Enzo Scifo a le regard pétillant de l’entraîneur bien dans sa peau. Il refuse de parler de revanche mais on le devine heureux d’avoir mis certaines choses au point. La moyenne du Sporting de Charleroi en ce début de saison est aussi bonne qu’il y a un an. Les inévitables comparaisons avec Manu Ferrera s’estompent. Ce n’est pas pour déplaire au dieu de Lillois…
Enzo Scifo: Si certains de mes joueurs ne m’avaient pas carrément laissé tomber en fin de saison dernière, ma moyenne n’aurait pas été fort inférieure à celle de Manu.
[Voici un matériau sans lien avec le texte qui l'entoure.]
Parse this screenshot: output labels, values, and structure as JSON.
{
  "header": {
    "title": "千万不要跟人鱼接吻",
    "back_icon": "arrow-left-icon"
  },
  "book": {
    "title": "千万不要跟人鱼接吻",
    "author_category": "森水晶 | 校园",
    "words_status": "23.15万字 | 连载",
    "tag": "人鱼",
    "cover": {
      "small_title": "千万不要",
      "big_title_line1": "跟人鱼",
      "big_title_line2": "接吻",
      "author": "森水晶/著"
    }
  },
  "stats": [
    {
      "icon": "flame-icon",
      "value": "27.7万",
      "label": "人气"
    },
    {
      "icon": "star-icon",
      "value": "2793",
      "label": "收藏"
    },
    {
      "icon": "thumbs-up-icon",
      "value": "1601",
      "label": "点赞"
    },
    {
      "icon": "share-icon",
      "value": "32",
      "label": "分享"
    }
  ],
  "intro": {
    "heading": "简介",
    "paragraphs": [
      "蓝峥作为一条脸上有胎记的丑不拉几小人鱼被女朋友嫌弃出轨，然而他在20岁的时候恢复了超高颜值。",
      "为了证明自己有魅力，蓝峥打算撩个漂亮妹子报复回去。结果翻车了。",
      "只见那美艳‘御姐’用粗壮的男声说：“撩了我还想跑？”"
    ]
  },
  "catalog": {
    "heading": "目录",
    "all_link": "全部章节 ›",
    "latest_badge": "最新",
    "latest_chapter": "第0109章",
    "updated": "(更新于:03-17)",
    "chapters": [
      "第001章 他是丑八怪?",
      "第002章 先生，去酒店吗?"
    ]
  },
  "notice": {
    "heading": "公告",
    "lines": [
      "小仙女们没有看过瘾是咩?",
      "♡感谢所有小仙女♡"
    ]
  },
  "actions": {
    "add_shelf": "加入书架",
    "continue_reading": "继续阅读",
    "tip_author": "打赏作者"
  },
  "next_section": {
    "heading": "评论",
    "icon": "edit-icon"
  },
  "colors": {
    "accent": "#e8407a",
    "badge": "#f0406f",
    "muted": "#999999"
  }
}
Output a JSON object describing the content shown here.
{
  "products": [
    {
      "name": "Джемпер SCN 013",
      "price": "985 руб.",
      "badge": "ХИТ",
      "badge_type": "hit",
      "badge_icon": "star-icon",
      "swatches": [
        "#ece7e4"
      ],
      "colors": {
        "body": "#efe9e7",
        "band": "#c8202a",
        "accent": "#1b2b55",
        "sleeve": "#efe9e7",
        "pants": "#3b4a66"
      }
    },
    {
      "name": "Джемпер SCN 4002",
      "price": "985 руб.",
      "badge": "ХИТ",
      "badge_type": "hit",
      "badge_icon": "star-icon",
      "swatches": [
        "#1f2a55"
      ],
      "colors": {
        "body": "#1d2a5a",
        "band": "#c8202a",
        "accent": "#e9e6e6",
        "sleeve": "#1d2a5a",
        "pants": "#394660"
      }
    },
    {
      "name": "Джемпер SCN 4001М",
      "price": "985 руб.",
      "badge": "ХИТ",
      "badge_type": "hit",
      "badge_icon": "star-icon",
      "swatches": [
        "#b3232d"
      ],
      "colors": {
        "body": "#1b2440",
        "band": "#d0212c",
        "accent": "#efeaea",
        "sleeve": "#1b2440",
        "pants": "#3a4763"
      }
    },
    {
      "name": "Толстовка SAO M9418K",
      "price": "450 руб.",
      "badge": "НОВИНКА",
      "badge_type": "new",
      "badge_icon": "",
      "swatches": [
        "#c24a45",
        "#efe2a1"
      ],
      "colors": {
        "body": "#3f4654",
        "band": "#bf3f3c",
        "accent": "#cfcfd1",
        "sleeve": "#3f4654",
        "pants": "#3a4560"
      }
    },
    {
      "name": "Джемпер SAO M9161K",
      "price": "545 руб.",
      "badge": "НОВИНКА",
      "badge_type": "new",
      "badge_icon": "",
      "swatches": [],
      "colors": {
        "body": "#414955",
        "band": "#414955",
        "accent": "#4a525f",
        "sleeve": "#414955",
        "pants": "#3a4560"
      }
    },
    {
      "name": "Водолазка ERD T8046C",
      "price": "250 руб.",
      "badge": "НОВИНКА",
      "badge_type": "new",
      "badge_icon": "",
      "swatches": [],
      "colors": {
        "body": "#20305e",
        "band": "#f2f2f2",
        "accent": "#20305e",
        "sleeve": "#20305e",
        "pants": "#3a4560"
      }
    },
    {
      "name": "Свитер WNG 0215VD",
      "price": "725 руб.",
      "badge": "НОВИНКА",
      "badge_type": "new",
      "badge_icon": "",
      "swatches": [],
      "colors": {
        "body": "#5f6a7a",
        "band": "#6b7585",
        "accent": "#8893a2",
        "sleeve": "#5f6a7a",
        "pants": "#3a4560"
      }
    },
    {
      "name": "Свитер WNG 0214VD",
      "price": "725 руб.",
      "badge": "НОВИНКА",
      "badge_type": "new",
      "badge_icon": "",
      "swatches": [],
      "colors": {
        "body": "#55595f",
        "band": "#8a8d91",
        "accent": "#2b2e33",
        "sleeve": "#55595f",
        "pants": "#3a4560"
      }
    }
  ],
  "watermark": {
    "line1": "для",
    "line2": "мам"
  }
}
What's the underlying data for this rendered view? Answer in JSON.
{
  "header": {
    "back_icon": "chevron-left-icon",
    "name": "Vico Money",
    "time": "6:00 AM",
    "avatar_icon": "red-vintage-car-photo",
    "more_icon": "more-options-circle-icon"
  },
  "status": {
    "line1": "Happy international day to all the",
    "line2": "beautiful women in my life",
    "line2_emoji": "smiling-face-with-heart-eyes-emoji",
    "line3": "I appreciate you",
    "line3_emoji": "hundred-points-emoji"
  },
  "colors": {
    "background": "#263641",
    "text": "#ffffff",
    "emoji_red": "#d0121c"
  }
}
Ils m’avaient lâché à Alost et contre St-Trond, dans deux matches à notre portée. Avec six points de plus, on n’aurait jamais parlé de saison catastrophique. Je tiens aussi à faire remarquer que plusieurs bonnes équipes avaient retrouvé leur football au deuxième tour, alors qu’elles n’étaient nulle part en début de saison. Ce qui avait permis au Sporting d’occuper une cinquième place inespérée à la fin novembre.
Avez-vous douté pendant l’été?
Enormément. J’ai passé de très mauvaises vacances. Je me suis seulement octroyé une semaine de détente à Monaco. Tous les autres jours, je suis venu au stade. J’estimais que c’était indispensable car il fallait reconstruire un noyau à l’état d’esprit positif. Plusieurs joueurs avaient compris, trois mois avant la fin du championnat, que je ne comptais plus sur eux pour cette saison. Je ne leur avais rien dit, mais ils avaient apparemment lu dans mes pensées. Ce sont ceux-là qui ont tout fait foirer. C’est dans les moments où il n’y a plus rien à gagner qu’on voit les vrais compétiteurs. Certains ont montré leurs limites dans ce domaine. Ils m’ont fait souffrir et j’ai fait mes débuts d’entraîneur dans des conditions très délicates, mais c’est peut-être la meilleure façon d’apprendre vite son métier.
Il fallait du sang neuf. Aujourd’hui, je peux dire que nous avons parfaitement réussi notre recrutement. Je travaille avec un groupe extraordinaire.
Il y a toutefois un bémol à ce recrutement: les difficultés d’adaptation de Milovanovic, le meneur de jeu présenté comme une trouvaille exceptionnelle.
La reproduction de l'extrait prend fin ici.